Unfortunately, the rich world may not be able or willing to expend the resources to stabilize some of the poor countries hardest hit by deglobalization, leaving the changes to become permanent. Many trade experts believe the Doha Round of negotiations can never be revived, striking a major blow to the promise that rich nations would slash barriers to benefit the poor. In addition, because the Doha Round was supposed to finally liberalize trade in agriculture, its failure will fall hardest on poor farmers in places like Africa that had hoped to be exporting to the West. As WTO head Pascal Lamy admitted back in 2006, in a report to the organization's leadership, "It is now obvious that the cost of failure [of the Doha Round], and the missed opportunity to rebalance the trading system, would hurt developing countries more than others."
Worse, even after the global financial crisis eases, rich countries are unlikely to throw their borders open to migration again, since doing so has become so unpopular in many wealthy nations. In the most recent elections for the European Parliament, far-right, anti-immigrant parties delivered surprisingly strong showings in nations from Britain to Hungary; an attempt by a British company to hire workers from Portugal and other European nations sparked protests in the United Kingdom. As Senator Charles Grassley summed up the sentiment, "There is no need for companies to hire foreign workers ... when there are plenty of qualified Americans looking for jobs."
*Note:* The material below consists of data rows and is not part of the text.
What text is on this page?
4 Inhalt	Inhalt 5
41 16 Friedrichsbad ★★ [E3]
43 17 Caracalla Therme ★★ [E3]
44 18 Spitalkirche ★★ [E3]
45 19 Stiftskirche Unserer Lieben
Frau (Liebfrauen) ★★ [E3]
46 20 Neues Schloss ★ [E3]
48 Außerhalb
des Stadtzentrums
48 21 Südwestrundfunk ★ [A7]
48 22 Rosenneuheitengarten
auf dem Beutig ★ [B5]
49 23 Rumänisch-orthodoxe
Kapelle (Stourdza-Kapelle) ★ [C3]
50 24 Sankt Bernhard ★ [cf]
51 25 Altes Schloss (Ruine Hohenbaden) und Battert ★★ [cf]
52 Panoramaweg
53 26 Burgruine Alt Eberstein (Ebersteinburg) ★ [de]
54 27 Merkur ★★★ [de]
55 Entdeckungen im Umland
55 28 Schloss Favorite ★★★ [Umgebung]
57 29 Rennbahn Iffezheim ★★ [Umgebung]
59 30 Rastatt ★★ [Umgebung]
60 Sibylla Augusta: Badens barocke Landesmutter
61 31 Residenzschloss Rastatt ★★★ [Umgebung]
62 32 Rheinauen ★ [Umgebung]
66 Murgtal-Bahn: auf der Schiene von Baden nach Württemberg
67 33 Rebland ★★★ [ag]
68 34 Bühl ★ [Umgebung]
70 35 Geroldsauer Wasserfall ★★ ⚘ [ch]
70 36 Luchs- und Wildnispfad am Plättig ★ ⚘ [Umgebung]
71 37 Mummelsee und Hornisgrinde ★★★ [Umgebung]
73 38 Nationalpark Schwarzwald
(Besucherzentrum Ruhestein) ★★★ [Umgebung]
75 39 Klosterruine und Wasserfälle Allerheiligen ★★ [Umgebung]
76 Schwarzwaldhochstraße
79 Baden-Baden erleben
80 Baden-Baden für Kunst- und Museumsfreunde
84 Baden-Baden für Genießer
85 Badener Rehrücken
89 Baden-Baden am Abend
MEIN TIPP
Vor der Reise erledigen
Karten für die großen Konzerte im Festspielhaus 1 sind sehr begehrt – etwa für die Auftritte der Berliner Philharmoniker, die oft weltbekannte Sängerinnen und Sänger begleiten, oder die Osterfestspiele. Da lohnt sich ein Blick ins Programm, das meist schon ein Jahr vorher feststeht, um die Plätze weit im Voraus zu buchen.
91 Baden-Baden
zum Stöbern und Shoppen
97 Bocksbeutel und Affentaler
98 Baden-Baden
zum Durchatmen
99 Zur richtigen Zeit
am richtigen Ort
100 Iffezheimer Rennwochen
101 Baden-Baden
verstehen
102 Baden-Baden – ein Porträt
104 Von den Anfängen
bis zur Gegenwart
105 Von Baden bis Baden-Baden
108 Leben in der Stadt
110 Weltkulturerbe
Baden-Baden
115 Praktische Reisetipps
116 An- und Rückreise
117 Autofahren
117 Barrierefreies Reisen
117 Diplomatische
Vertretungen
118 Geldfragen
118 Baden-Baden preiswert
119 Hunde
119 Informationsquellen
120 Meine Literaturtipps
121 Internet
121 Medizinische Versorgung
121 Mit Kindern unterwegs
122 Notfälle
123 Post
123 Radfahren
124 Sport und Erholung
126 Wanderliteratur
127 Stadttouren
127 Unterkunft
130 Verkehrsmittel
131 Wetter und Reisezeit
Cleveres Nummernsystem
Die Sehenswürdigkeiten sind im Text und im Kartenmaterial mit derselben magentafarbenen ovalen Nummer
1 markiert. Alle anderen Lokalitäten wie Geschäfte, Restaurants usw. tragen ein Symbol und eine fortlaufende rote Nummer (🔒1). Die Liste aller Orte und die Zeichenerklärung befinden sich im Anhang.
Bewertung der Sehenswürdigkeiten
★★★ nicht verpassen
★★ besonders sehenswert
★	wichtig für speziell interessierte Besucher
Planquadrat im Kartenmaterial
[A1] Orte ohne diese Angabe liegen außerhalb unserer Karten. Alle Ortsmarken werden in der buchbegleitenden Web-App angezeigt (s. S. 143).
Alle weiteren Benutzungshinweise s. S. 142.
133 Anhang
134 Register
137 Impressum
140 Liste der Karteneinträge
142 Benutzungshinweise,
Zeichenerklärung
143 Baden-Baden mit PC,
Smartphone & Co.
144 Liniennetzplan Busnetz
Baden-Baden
Yet the poor cannot turn on a dime. Once they've liberalized their agricultural sectors, handing the market over to private traders, it proves very difficult for the government to go back to subsidies. Malawi has enjoyed some success with the strategy, but few of its neighbors have been able to copy it. And, once they have created an export pipeline of migrant workers, the domestic job market adapts, leaving no work for those migrants when they come home. When I visited the Philippines, prominent academic Federico Macaranas, who runs a think tank at one of the leading business schools, told me that, without emigration sopping up pools of workers, the country's unemployment rate would skyrocket.
Developing nations also can't just wait out this era of deglobalization, which will be with us for a long time. As history shows, barriers erected don't come down quickly. It took more than ten years to produce NAFTA, and the project of integrating Europe lasted decades before the EU's currency union was created. And, while they wait, countries like Singapore have only one direction to go--back to the swamp, or worse.
Joshua Kurlantzick is a special correspondent for The New Republic.